How does Windsurf ensure the generated NestJS code maintains API backward compatibility?
Cascade respects explicit instructions in your .windsurfrules and prompt context. By specifying that API contracts must remain unchanged, Cascade preserves route paths, HTTP methods, request body shapes, and response structures. The recommended workflow adds a verification layer: generate Supertest-based contract tests from the original Express routes before migration, then run them against the new NestJS controllers to confirm zero breaking changes. Cascade can generate these contract tests automatically when prompted.

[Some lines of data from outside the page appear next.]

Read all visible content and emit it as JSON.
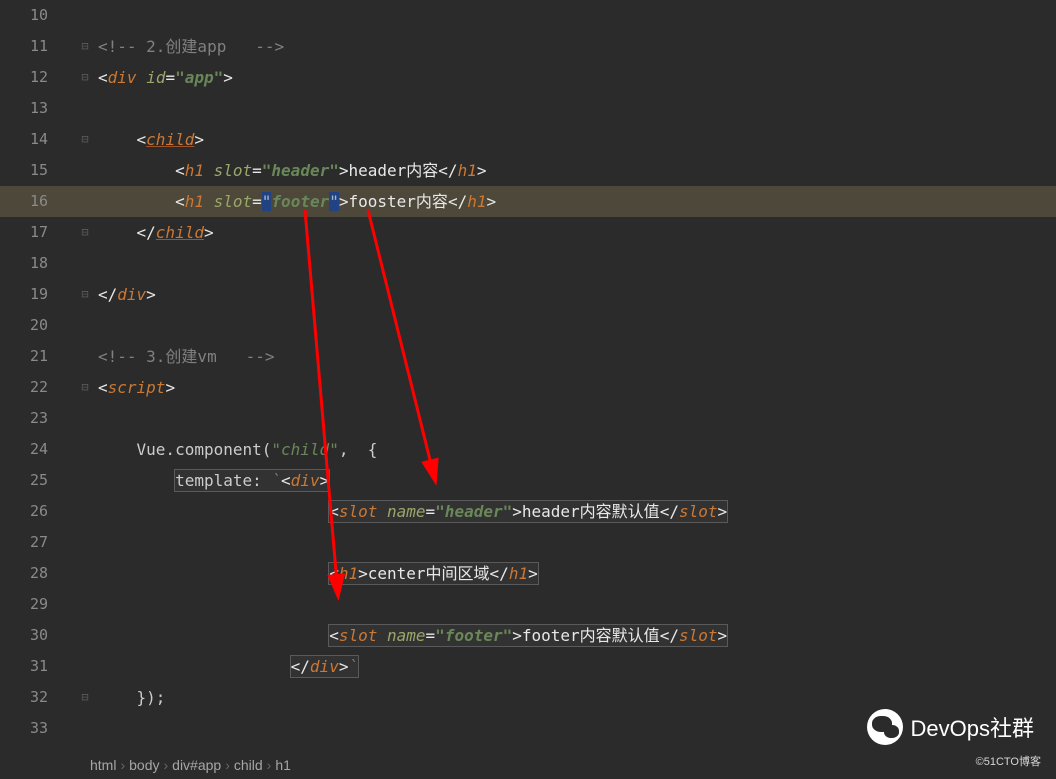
{
  "lines": [
    10,
    11,
    12,
    13,
    14,
    15,
    16,
    17,
    18,
    19,
    20,
    21,
    22,
    23,
    24,
    25,
    26,
    27,
    28,
    29,
    30,
    31,
    32,
    33
  ],
  "fold": [
    "",
    "⊟",
    "⊟",
    "",
    "⊟",
    "",
    "",
    "⊟",
    "",
    "⊟",
    "",
    "",
    "⊟",
    "",
    "",
    "",
    "",
    "",
    "",
    "",
    "",
    "",
    "⊟",
    ""
  ],
  "cmt1": "&lt;!-- 2.创建app   --&gt;",
  "cmt2": "&lt;!-- 3.创建vm   --&gt;",
  "t_div": "div",
  "t_child": "child",
  "t_h1": "h1",
  "t_script": "script",
  "t_slot": "slot",
  "a_id": "id",
  "a_slot": "slot",
  "a_name": "name",
  "v_app": "\"app\"",
  "v_header": "\"header\"",
  "v_footer": "\"footer\"",
  "txt_header": "header内容",
  "txt_fooster": "fooster内容",
  "txt_center": "center中间区域",
  "txt_hdef": "header内容默认值",
  "txt_fdef": "footer内容默认值",
  "vue": "Vue.",
  "comp": "component(",
  "child_str": "\"child\"",
  "comma": ",  {",
  "tmpl": "template: ",
  "btk": "`",
  "close": "});",
  "crumb": [
    "html",
    "body",
    "div#app",
    "child",
    "h1"
  ],
  "sep": "›",
  "brand": "DevOps社群",
  "watermark": "©51CTO博客"
}
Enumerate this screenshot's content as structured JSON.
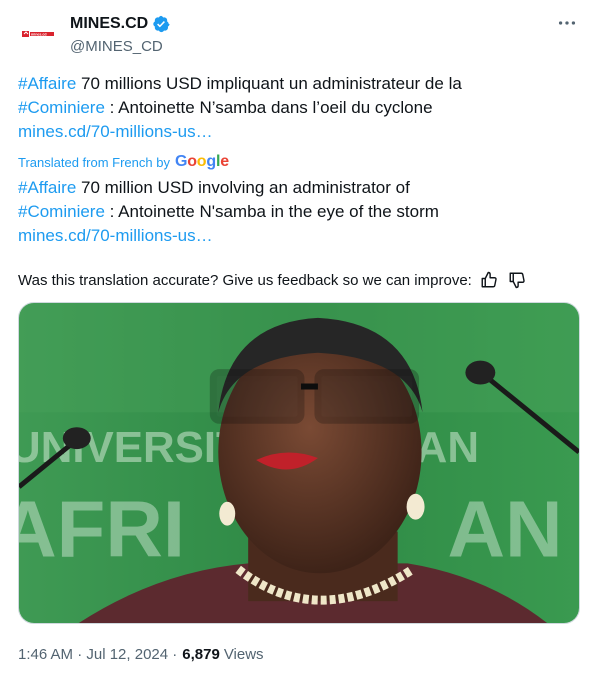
{
  "author": {
    "name": "MINES.CD",
    "handle": "@MINES_CD",
    "avatar_text": "mines.cd"
  },
  "tweet": {
    "original": {
      "tag1": "#Affaire",
      "text1": " 70 millions USD impliquant un administrateur de la ",
      "tag2": "#Cominiere",
      "text2": " : Antoinette N’samba dans l’oeil du cyclone",
      "link": "mines.cd/70-millions-us…"
    },
    "translated_by": "Translated from French by",
    "translator_brand": [
      "G",
      "o",
      "o",
      "g",
      "l",
      "e"
    ],
    "translation": {
      "tag1": "#Affaire",
      "text1": " 70 million USD involving an administrator of ",
      "tag2": "#Cominiere",
      "text2": " : Antoinette N'samba in the eye of the storm",
      "link": "mines.cd/70-millions-us…"
    },
    "feedback_prompt": "Was this translation accurate? Give us feedback so we can improve:",
    "time": "1:46 AM · Jul 12, 2024 · ",
    "views_count": "6,879",
    "views_label": "Views"
  },
  "media": {
    "background_text": "UNIVERSITY AFRICAN"
  },
  "colors": {
    "accent": "#1d9bf0",
    "secondary_text": "#536471",
    "primary_text": "#0f1419",
    "logo_red": "#d9232e",
    "media_green": "#2d8a45"
  },
  "icons": {
    "verified": "verified-badge-icon",
    "more": "more-options-icon",
    "thumbs_up": "thumbs-up-icon",
    "thumbs_down": "thumbs-down-icon"
  }
}
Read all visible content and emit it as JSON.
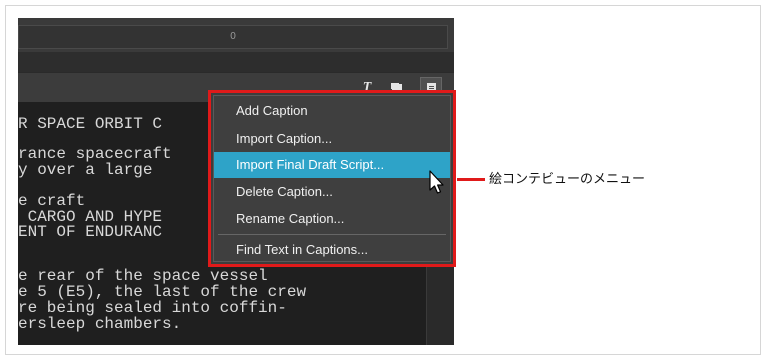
{
  "topbar": {
    "value": "0"
  },
  "toolbar": {
    "text_tool_label": "T"
  },
  "script": {
    "lines": [
      "R SPACE ORBIT C",
      "rance spacecraft",
      "y over a large",
      "e craft",
      " CARGO AND HYPE",
      "ENT OF ENDURANC",
      "e rear of the space vessel",
      "e 5 (E5), the last of the crew",
      "re being sealed into coffin-",
      "ersleep chambers."
    ]
  },
  "menu": {
    "items": [
      {
        "label": "Add Caption"
      },
      {
        "label": "Import Caption..."
      },
      {
        "label": "Import Final Draft Script..."
      },
      {
        "label": "Delete Caption..."
      },
      {
        "label": "Rename Caption..."
      },
      {
        "label": "Find Text in Captions..."
      }
    ],
    "selected_index": 2
  },
  "callout": {
    "text": "絵コンテビューのメニュー"
  },
  "colors": {
    "accent": "#2ea3c8",
    "highlight": "#e01a1a"
  }
}
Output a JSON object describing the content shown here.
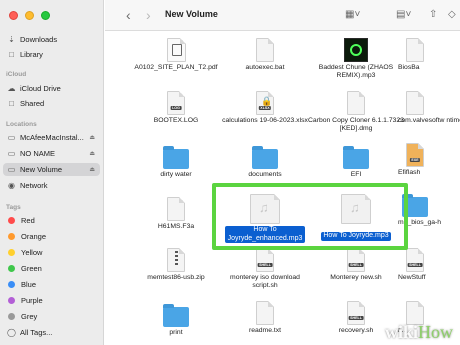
{
  "window": {
    "title": "New Volume"
  },
  "sidebar": {
    "favorites": [
      {
        "label": "Downloads",
        "icon": "download-icon"
      },
      {
        "label": "Library",
        "icon": "folder-icon"
      }
    ],
    "icloud_header": "iCloud",
    "icloud": [
      {
        "label": "iCloud Drive",
        "icon": "cloud-icon"
      },
      {
        "label": "Shared",
        "icon": "shared-folder-icon"
      }
    ],
    "locations_header": "Locations",
    "locations": [
      {
        "label": "McAfeeMacInstal...",
        "icon": "disk-icon"
      },
      {
        "label": "NO NAME",
        "icon": "disk-icon"
      },
      {
        "label": "New Volume",
        "icon": "disk-icon"
      },
      {
        "label": "Network",
        "icon": "globe-icon"
      }
    ],
    "tags_header": "Tags",
    "tags": [
      {
        "label": "Red",
        "color": "#ff4b4b"
      },
      {
        "label": "Orange",
        "color": "#ff9a2e"
      },
      {
        "label": "Yellow",
        "color": "#ffd02e"
      },
      {
        "label": "Green",
        "color": "#3fc74b"
      },
      {
        "label": "Blue",
        "color": "#3a8ef6"
      },
      {
        "label": "Purple",
        "color": "#b35fd6"
      },
      {
        "label": "Grey",
        "color": "#9a9a9a"
      }
    ],
    "all_tags": "All Tags..."
  },
  "files": {
    "row1": [
      "A0102_SITE_PLAN_T2.pdf",
      "autoexec.bat",
      "Baddest Chune (ZHAOS REMIX).mp3",
      "BiosBa"
    ],
    "row2": [
      "BOOTEX.LOG",
      "calculations 19-06-2023.xlsx",
      "Carbon Copy Cloner 6.1.1.7323 [KED].dmg",
      "com.valvesoftw ntime.Sdk-a...t"
    ],
    "row3": [
      "dirty water",
      "documents",
      "EFI",
      "Efiflash"
    ],
    "row4": [
      "H61MS.F3a",
      "How To Joyryde_enhanced.mp3",
      "How To Joyryde.mp3",
      "mb_bios_ga-h"
    ],
    "row5": [
      "memtest86-usb.zip",
      "monterey iso download script.sh",
      "Monterey new.sh",
      "NewStuff"
    ],
    "row6": [
      "print",
      "readme.txt",
      "recovery.sh",
      "r..."
    ]
  },
  "doc_tags": {
    "log": "LOG",
    "xlsx": "XLSX",
    "shell": "SHELL",
    "exe": "EXE"
  },
  "watermark": {
    "wiki": "wiki",
    "how": "How"
  }
}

What is the difference between Windsurf Cascade and using a standard AI code assistant for refactoring?
Standard AI code assistants typically operate on a single file at a time and lose context between interactions. Windsurf’s Cascade agent is designed for multi-file, multi-step workflows. It maintains awareness of your entire workspace, tracks dependencies across files, and executes coordinated edits simultaneously. For a migration involving hundreds of files with interlinked imports, type references, and shared utilities, this workspace-level awareness is the difference between a coherent automated migration and a file-by-file manual process that breaks at every cross-module boundary.